The show-stealers this week, however, were the Steeldogs with three names added to their squad. D-man Lewis Bell returned for a third time, and while not exactly born and bred in Sheffield has certainly spent enough years there with the Scorpions, Spartans, Steelhawks and Scimitars to know his way around without a guide dog.
Forward Craig Elliott, who joined the Steeldogs in 2010 after several years in the ENL in Hull but then lost part of last season through injury, also returned.
Then, well, cover me in sugar and call me a doughnut, but like last week, another ‘mystery’ solved as the long awaited Derek Campbell, who left the Elite League’s Hull Stingrays a couple of weeks ago, finally appeared in the Sheffield arrivals lounge.

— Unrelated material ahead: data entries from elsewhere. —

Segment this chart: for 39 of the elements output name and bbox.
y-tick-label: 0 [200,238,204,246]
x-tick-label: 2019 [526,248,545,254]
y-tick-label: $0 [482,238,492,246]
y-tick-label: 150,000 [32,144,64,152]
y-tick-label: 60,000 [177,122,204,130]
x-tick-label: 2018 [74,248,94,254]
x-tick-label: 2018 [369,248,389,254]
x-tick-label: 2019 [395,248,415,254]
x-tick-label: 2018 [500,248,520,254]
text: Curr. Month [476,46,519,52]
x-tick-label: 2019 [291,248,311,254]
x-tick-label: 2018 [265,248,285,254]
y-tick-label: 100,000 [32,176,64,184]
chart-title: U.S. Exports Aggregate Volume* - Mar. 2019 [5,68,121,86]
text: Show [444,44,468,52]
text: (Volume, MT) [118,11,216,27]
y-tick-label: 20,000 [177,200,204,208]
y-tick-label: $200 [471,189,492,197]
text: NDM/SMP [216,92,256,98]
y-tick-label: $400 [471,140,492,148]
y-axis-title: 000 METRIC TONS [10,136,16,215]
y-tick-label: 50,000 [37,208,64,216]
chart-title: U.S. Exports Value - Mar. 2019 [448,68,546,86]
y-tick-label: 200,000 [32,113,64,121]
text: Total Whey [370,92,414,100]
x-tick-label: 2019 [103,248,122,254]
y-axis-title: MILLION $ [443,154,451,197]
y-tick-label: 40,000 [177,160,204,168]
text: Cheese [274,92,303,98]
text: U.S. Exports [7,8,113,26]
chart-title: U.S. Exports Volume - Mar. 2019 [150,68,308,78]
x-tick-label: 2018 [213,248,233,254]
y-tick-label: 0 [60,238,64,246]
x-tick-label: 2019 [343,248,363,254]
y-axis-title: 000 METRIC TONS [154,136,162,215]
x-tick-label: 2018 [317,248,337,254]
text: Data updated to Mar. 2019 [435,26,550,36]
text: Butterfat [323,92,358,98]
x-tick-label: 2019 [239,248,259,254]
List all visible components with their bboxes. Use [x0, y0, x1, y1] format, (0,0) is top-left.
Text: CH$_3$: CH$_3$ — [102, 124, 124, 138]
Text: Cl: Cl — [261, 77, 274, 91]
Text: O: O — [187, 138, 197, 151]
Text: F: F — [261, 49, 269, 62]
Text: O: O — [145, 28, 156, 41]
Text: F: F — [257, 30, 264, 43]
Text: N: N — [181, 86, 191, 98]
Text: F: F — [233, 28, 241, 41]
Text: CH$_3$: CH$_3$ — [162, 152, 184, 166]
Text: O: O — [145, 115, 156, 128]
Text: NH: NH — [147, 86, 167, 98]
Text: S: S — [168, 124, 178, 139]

Campbell, who first played in British hockey back in 2006 with the Phoenix when they were in the Elite League, has had what you might call an intriguing career since having amassed in those seven years an impressive 1,408 penalty minutes or 4.34 per game on average. In the ten years prior to that in North America he accrued an average of 2.37 minutes per game. In other words, something changed quite radically on his coming to play in Britain with a jump of around double the penalties. Now whether that is a difference in how the rules are enforced here, which on the face of it doesn’t sound likely because his peak was actually last season which suggests either he hasn’t adapted to any difference for whatever reason, or, alternatively, he is a more physical player, is anyone’s guess.
Either way, with 264 penalty minutes last time out he makes even his new boss Andre Payette, who led the EPL last season with 216 penalty minutes, look like a choir boy. Well, maybe not quite a choir boy. Did I really say that? Anyway, with almost 500 points between them that is almost as much as the Tigers or Phoenix or Phantoms total team tally for penalty minutes, and if you add Steeldogs’ other top ten penalty-taker Pavel Gomeniuk, then it surpasses those totals by a mile.

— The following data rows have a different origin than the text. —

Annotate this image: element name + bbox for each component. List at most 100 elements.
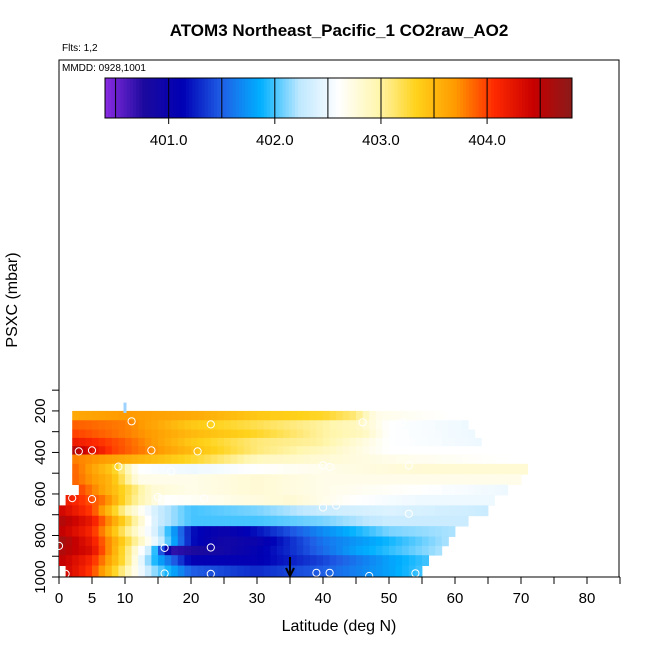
heat-cell: [283, 536, 291, 547]
colorbar-segment: [491, 78, 495, 118]
heat-cell: [435, 515, 443, 527]
heat-cell: [342, 565, 350, 578]
heat-cell: [415, 555, 423, 566]
heat-cell: [224, 429, 231, 439]
heat-cell: [349, 555, 357, 566]
heat-cell: [356, 515, 363, 527]
heat-cell: [98, 555, 106, 566]
heat-cell: [494, 454, 502, 465]
heat-cell: [435, 429, 443, 439]
heat-cell: [468, 446, 476, 455]
heat-cell: [59, 515, 66, 527]
flight-marker: [61, 411, 70, 420]
heat-cell: [270, 555, 278, 566]
heat-cell: [263, 565, 271, 578]
heat-cell: [283, 410, 291, 421]
heat-cell: [342, 429, 350, 439]
heat-cell: [448, 446, 456, 455]
heat-cell: [461, 437, 469, 447]
heat-cell: [131, 515, 139, 527]
heat-cell: [85, 536, 93, 547]
heat-cell: [224, 446, 231, 455]
heat-cell: [105, 555, 113, 566]
colorbar-segment: [385, 78, 389, 118]
heat-cell: [349, 495, 357, 506]
heat-cell: [177, 555, 185, 566]
heat-cell: [455, 454, 462, 465]
heat-cell: [158, 437, 165, 447]
heat-cell: [78, 454, 86, 465]
heat-cell: [224, 545, 231, 556]
heat-cell: [375, 545, 383, 556]
heat-cell: [118, 495, 126, 506]
heat-cell: [204, 410, 212, 421]
heat-cell: [191, 463, 198, 475]
plot-area: MMDD: 0928,1001 401.0 402.0 403.0 404.0: [54, 59, 620, 581]
heat-cell: [105, 410, 113, 421]
heat-cell: [481, 474, 489, 486]
heat-cell: [237, 526, 245, 537]
colorbar-segment: [136, 78, 140, 118]
heat-cell: [85, 545, 93, 556]
heat-cell: [184, 536, 192, 547]
heat-cell: [501, 474, 509, 486]
heat-cell: [435, 410, 443, 421]
heat-cell: [329, 526, 337, 537]
heat-cell: [468, 463, 476, 475]
heat-cell: [441, 437, 449, 447]
heat-cell: [224, 536, 231, 547]
heat-cell: [428, 454, 436, 465]
heat-cell: [349, 474, 357, 486]
heat-cell: [191, 484, 198, 496]
heat-cell: [144, 505, 152, 517]
heat-cell: [422, 474, 429, 486]
heat-cell: [85, 515, 93, 527]
heat-cell: [263, 420, 271, 430]
heat-cell: [250, 565, 258, 578]
heat-cell: [164, 505, 172, 517]
heat-cell: [184, 446, 192, 455]
heat-cell: [191, 555, 198, 566]
heat-cell: [276, 410, 284, 421]
heat-cell: [415, 505, 423, 517]
heat-cell: [369, 545, 377, 556]
colorbar-segment: [382, 78, 386, 118]
heat-cell: [197, 526, 205, 537]
heat-cell: [72, 515, 80, 527]
heat-cell: [210, 555, 218, 566]
heat-cell: [349, 484, 357, 496]
heat-cell: [177, 565, 185, 578]
heat-cell: [408, 454, 416, 465]
heat-cell: [144, 437, 152, 447]
heat-cell: [197, 474, 205, 486]
heat-cell: [382, 446, 390, 455]
heat-cell: [105, 420, 113, 430]
heat-cell: [144, 545, 152, 556]
colorbar-segment: [185, 78, 190, 118]
colorbar-segment: [307, 78, 311, 118]
heat-cell: [72, 545, 80, 556]
heat-cell: [144, 495, 152, 506]
heat-cell: [197, 463, 205, 475]
heat-cell: [204, 536, 212, 547]
heat-cell: [250, 555, 258, 566]
heat-cell: [323, 515, 330, 527]
colorbar-segment: [453, 78, 458, 118]
heat-cell: [323, 454, 330, 465]
heat-cell: [98, 505, 106, 517]
colorbar-segment: [301, 78, 305, 118]
heat-cell: [501, 463, 509, 475]
colorbar-segment: [528, 78, 533, 118]
heat-cell: [125, 526, 132, 537]
heat-cell: [125, 446, 132, 455]
heat-cell: [428, 420, 436, 430]
heat-cell: [428, 515, 436, 527]
heat-cell: [118, 565, 126, 578]
heat-cell: [441, 446, 449, 455]
heat-cell: [276, 495, 284, 506]
heat-cell: [349, 410, 357, 421]
heat-cell: [356, 495, 363, 506]
heat-cell: [243, 555, 251, 566]
heat-cell: [435, 463, 443, 475]
colorbar-segment: [466, 78, 470, 118]
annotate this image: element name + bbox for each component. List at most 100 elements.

Now while it would be wrong to pre-judge it will be fascinating to compare Campbell under Payette with Andrew Sharp at the Flames last season who was subdued by his standards under the reign of Paul Dixon. Payette, of course, has a different philosophy and with the Steeldogs ruling the penalty chart last season, cast the runes and they fall in a pattern which suggests more of the same – big time!
But I don’t need a bag of magic stones to tell me that was all the news for the week, so it is time to go back to see if the vicar has come out of hiding yet.